His pick for CIO is Todd Nacapuy, confirmed by the State Senate in April. Lauded by Ige for his mix of business and technical savvy, Nacapuy brings a private-sector resumé to the post, most recently as a senior technical account manager for Microsoft. He also worked for Electronic Data Systems (EDS) as an infrastructure specialist, where he worked on network Web services for the Navy and the Marine Corps.

Besides leading Hawaii’s Office of Information Management and Technology, Nacapuy also oversees the Information and Communication Services Division of the Department of Accounting and General Services.
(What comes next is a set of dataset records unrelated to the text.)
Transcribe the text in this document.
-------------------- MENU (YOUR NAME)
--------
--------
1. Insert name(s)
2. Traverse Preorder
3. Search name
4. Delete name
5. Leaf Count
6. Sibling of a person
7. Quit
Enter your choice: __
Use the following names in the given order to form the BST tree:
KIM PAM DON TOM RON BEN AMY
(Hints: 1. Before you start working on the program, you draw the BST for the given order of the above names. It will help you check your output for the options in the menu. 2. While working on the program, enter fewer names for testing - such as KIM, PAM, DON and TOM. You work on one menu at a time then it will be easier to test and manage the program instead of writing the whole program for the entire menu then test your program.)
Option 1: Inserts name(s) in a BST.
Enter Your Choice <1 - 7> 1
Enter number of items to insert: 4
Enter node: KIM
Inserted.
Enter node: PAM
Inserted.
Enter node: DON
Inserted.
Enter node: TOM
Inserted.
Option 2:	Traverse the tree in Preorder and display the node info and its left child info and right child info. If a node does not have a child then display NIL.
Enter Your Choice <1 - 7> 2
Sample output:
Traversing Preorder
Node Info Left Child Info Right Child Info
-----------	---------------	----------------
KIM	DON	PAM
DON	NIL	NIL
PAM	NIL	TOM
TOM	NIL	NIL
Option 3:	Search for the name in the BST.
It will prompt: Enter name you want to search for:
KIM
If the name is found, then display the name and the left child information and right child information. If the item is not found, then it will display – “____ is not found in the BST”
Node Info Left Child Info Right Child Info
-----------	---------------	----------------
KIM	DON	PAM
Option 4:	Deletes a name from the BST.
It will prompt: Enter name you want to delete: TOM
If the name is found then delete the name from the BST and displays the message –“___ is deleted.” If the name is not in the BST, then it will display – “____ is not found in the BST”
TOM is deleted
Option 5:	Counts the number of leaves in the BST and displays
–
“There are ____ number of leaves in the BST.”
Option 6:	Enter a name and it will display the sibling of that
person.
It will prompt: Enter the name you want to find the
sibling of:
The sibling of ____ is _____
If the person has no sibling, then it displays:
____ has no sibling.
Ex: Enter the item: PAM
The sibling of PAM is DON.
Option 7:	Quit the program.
Having assumed the CIO position in May, Nacapuy is currently assessing the state’s IT standing prior to formulating specific plans. But he had this to say of state IT when he was appointed: “From planning and vendor selection to implementation and trouble shooting, the department will ensure that the right systems are in place to make government more efficient and effective.”

Nebraska: Ed Toner / Innovative and open government

Nebraska CIO Ed Toner has big shoes to fill. Predecessor Brenda Decker’s 10-year tenure in the position saw her play a key role in the state’s broadband network and lead Nebraska’s involvement in the development of the FirstNet national public safety network.

Toner took the helm on June 9, appointed by Gov. Pete Ricketts, who was familiar with Toner’s IT capabilities, honed during various private-sector roles.

“Ed will put his private-sector experience to work helping state agencies use 21st-century innovations to find new efficiencies and cost savings while providing quality services to the taxpayers of Nebraska,” Ricketts said upon making the announcement.

Before coming to the statehouse, Toner was IT director of global infrastructure operations at Omaha-based payments company First Data Corp. Toner also held several leadership positions with TD Ameritrade, including as a process improvement black belt (a reference to his certification in Six Sigma management practices) and director of IT enterprise operations for the company’s technology group.

“By leveraging technology in innovative ways, we can open up government and help it work for the people of Nebraska,” Toner said in a prepared statement.